Optimization of shovel-truck system for surface mining

Introduction In a surface mining operation, a materials handling system is composed of loading, hauling and dumping subsystems. Effective and efficient materials handling systems can be developed only through a detailed consideration of these subsystems in a systems analysis framework. The transport of material from production faces to dumping sites is accomplished by rail, truck, belt conveyor or hydraulic transport. Shovel-truck systems are most common in open pit mining. Two available techniques to analyse these systems, linear programming and queuing models, are used and compared in this study. The most important factor in every operation is profitability. Productivity of equipment used is an important factor of profitability. Profitability can be increased by optimization of the equipment combination used. Therefore the first goal in these models is to maximize productivity and hence increase production, which in turn will result in cost reduction.
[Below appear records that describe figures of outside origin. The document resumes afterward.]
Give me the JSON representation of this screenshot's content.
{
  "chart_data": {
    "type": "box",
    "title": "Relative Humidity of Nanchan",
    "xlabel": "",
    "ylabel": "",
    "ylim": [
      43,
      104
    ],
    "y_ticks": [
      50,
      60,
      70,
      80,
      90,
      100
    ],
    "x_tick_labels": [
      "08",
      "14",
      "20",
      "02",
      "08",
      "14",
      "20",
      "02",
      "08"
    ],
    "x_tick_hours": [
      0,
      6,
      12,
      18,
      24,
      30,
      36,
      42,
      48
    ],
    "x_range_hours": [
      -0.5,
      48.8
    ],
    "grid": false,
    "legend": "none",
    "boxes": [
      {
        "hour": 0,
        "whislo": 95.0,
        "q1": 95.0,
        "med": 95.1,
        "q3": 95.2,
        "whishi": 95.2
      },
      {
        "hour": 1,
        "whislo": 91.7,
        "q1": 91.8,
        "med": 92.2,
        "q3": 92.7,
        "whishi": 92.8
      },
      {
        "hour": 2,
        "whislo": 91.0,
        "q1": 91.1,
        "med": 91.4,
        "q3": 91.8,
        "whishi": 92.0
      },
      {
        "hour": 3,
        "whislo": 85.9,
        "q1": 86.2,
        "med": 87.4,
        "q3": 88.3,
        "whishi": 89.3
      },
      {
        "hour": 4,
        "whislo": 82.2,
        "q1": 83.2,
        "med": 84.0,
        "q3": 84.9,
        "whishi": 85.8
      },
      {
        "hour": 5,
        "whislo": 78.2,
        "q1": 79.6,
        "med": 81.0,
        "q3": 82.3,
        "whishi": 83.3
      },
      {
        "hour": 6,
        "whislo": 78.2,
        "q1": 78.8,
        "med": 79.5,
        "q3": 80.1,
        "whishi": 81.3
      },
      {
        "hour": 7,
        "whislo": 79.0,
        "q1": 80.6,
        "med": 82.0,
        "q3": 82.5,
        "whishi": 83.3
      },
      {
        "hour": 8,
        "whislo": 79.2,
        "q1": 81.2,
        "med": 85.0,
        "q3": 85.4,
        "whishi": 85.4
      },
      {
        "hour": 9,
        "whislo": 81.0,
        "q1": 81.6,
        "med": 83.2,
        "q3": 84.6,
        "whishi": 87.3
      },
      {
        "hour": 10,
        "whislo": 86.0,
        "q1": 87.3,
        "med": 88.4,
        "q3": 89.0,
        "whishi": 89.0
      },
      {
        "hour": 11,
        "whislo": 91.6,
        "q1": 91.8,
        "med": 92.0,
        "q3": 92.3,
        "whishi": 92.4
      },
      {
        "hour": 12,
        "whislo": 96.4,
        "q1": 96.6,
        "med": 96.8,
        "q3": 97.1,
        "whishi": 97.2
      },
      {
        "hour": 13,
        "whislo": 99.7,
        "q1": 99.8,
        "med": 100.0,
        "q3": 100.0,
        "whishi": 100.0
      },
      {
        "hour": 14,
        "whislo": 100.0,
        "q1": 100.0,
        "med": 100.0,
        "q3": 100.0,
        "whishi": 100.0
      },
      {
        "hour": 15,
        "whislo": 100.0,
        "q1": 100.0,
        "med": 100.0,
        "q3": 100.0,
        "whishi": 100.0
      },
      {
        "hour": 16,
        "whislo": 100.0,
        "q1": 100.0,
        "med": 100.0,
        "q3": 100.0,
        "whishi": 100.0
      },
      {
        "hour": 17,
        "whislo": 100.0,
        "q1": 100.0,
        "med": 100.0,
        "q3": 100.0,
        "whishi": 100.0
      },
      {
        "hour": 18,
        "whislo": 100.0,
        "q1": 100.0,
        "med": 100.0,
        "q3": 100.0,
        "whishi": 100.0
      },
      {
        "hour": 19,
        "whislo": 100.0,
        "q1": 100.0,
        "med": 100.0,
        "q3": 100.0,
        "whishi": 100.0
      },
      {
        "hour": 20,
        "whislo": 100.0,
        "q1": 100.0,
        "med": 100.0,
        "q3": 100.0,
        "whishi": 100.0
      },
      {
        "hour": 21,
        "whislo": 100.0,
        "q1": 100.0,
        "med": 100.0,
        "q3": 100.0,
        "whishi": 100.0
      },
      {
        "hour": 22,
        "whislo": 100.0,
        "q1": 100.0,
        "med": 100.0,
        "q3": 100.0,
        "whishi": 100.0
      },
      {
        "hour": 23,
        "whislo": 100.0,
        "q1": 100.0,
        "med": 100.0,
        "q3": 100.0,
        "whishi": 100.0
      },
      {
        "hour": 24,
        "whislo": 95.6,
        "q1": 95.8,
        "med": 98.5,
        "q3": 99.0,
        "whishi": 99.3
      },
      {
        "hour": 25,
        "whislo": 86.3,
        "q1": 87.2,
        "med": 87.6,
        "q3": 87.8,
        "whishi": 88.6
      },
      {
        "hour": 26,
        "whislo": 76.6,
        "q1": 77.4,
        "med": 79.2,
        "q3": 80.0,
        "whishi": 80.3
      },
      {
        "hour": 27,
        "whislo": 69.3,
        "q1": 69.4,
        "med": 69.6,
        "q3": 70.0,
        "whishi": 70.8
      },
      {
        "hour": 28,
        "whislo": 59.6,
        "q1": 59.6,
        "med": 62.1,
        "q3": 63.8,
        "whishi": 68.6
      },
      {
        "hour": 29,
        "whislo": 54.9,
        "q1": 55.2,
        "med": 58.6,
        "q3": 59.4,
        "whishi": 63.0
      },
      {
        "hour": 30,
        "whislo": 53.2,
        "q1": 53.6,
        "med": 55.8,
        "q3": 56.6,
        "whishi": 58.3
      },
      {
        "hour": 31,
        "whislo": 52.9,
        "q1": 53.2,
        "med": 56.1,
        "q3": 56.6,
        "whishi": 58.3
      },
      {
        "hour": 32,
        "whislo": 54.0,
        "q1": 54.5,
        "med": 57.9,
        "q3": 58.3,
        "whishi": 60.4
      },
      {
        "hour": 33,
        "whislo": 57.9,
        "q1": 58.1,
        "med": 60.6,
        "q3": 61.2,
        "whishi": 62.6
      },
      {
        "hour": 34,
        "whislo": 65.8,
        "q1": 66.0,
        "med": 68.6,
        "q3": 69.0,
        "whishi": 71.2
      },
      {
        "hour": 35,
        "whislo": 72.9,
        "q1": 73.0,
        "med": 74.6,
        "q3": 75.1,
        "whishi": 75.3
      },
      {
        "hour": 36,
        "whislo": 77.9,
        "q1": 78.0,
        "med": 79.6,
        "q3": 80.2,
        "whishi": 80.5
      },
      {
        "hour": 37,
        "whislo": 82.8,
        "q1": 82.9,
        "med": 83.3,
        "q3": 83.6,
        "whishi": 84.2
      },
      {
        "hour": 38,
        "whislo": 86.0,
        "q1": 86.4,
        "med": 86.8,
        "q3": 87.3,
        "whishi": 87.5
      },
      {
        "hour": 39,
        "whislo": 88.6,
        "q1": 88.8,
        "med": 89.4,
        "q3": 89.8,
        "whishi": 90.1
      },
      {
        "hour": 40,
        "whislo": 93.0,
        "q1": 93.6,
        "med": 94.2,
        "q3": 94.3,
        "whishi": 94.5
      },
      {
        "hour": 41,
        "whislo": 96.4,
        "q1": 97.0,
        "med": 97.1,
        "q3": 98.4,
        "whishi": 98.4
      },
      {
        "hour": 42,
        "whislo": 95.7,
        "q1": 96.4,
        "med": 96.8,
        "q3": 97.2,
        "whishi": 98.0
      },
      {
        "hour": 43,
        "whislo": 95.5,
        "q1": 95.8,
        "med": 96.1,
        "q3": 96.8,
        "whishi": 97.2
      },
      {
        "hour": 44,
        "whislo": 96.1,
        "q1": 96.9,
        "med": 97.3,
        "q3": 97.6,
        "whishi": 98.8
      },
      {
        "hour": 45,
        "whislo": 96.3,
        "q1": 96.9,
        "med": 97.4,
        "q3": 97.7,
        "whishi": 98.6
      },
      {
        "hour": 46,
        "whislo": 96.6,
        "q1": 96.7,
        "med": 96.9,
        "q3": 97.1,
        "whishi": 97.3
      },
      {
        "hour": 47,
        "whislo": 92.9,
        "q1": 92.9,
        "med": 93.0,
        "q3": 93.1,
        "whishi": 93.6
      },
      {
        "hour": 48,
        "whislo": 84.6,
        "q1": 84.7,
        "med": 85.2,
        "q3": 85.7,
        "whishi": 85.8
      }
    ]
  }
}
Studies conducted for the truck allocation were carried out by several authors. Muduli and Yegulalp (1999) studied the modelling truck-shovel systems as a closed queuing network with multiple job classes. Soumis et al. (1989) discussed the evaluation of the new truck dispatching in the Mount Wright mine using linear programming. Sgurev et al. (2003) studied an automated system for realtime control of the industrial truck haulage in open-pit mines. Alarie and Gamache (2002) studied the overview of solution strategies used in truck dispatching systems for open pit mines. Nenonen et al. (1981) used the interactive computer model for truck/shovel operations in an open pit mine; Ramani (1990) studied the haulage system simulation analysis in surface mining. Barnes et. al. (1972) studied the probability techniques for analysing open pit production systems. Carmichael (1986) applied cyclic queuing theory to determine the production of open-cut mining operations, and Koenigsberg (1982) used in his study some concepts of queuing theory. Shangyao et al. (2008) developed an integrated model that combines ready mixed concrete (RMC) production scheduling and truck dispatching in the same framework. Sabah et al. (2003) present a methodology based on the queuing theory, which is incorporated in a computer module to account for the uncertainties that are normally associated with the equipment selection process.